Kure Beach, North Carolina, a picturesque tourist destination known for its small town atmosphere and the oldest fishing pier on the Atlantic coast, was ground zero in the fight against offshore oil exploration in the Atlantic Ocean. This tiny spit of sand that 2,000 people call home sparked a movement that has spread like wildfire up and down the East Coast from Delaware to Florida.
It all started with a letter. Mayor Dean Lambeth signed a letter in December 2013 supporting seismic airgun testing—the use of loud blasts of air for mapping oil and natural gas reserves beneath the ocean floor. This is the first step in the process of offshore drilling. Mayor Lambeth sent the letter to the federal government in his official capacity as Mayor without the knowledge of Kure Beach residents. When residents caught wind of this, the town was in an uproar. On January 27, 2014, more than 300 people showed up to defend their coast’s fate at the monthly Kure Beach council meeting. Many were furious and several carried signs of opposition as they piled into the unusually crowded town hall.
Citizen after citizen got up and spoke out against seismic airgun blasting and offshore drilling. They made their position clear, pointing to the huge costs offshore oil and gas exploration and development could impose on their community: dead marine mammals and other ocean wildlife, oil on the beaches, and the industrialization of the coast. They urged the mayor to change his mind. He did not.
At this same meeting, Commissioner Emilie Swearingen calmly faced the only two people who spoke in favor of drilling (both sponsored by the oil industry) and diligently poked holes in their statements. She heard the outrage that night – heard her constituents’ concerns that oil exploration could destroy their beautiful beaches, their bountiful marine life, their booming tourism industry, and most importantly their quality of life. The actions that night, of both Swearingen and Lambeth, stuck in the town’s memory.
Two months ago Kure Beach residents voted Dean Lambeth out of office and elected Swearingen to replace him as their mayor. The town’s voters overwhelmingly voted for a representative who would reflect popular opinion and who recognized that clean beaches mean a healthy economy and community. They found one in Mayor Swearingen, whose position against offshore drilling put her into office.
Since its start in Kure Beach two years ago, opposition to offshore drilling in the Atlantic has become one of the fastest growing movements in recent history. An August 2015 editorial in The Post and Courier said “It is hard to recall a grassroots effort that has advanced a cause so rapidly.” The groundswell now includes nearly 100 East Coast towns, over 750 business and industry interests, 100 members of congress, and more than 600 local elected officials.

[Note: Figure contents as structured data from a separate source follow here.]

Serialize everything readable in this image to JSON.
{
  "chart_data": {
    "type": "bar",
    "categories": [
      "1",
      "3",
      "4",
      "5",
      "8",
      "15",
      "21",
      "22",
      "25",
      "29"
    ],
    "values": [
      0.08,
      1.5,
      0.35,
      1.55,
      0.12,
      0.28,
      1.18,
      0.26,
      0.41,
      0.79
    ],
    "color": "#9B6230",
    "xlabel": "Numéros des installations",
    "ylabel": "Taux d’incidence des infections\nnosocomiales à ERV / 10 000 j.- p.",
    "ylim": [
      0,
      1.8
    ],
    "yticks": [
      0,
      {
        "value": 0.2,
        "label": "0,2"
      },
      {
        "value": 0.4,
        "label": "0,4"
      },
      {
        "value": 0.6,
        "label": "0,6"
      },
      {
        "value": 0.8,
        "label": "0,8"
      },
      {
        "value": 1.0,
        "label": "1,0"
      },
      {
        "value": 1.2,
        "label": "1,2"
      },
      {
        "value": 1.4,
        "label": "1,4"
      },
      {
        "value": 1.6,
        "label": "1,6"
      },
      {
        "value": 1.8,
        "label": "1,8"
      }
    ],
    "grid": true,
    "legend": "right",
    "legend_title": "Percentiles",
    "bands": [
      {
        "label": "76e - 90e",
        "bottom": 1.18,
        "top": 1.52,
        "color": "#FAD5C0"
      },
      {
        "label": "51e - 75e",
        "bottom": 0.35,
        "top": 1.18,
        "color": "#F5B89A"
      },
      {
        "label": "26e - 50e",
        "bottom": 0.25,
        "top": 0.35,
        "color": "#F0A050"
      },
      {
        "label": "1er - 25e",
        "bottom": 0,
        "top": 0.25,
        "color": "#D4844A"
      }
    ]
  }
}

Join your neighbors and friends January 19th at the Kure Beach town meeting to watch this campaign come full circle as council members vote on a resolution opposing offshore drilling activities, a vote that falls two years after the original town hall meeting that started it all. Be a part of an incredible milestone this Tuesday when the town that first endorsed offshore drilling activities reverses its position on the matter entirely. Be there to celebrate because it’s a reflection of a new mayor’s dedication to her constituents; a reflection of the sentiment behind the multitude of anti-drilling signs that dot yards all over Kure Beach; and a demonstration that two years’-worth of hard work and activism can truly make a difference.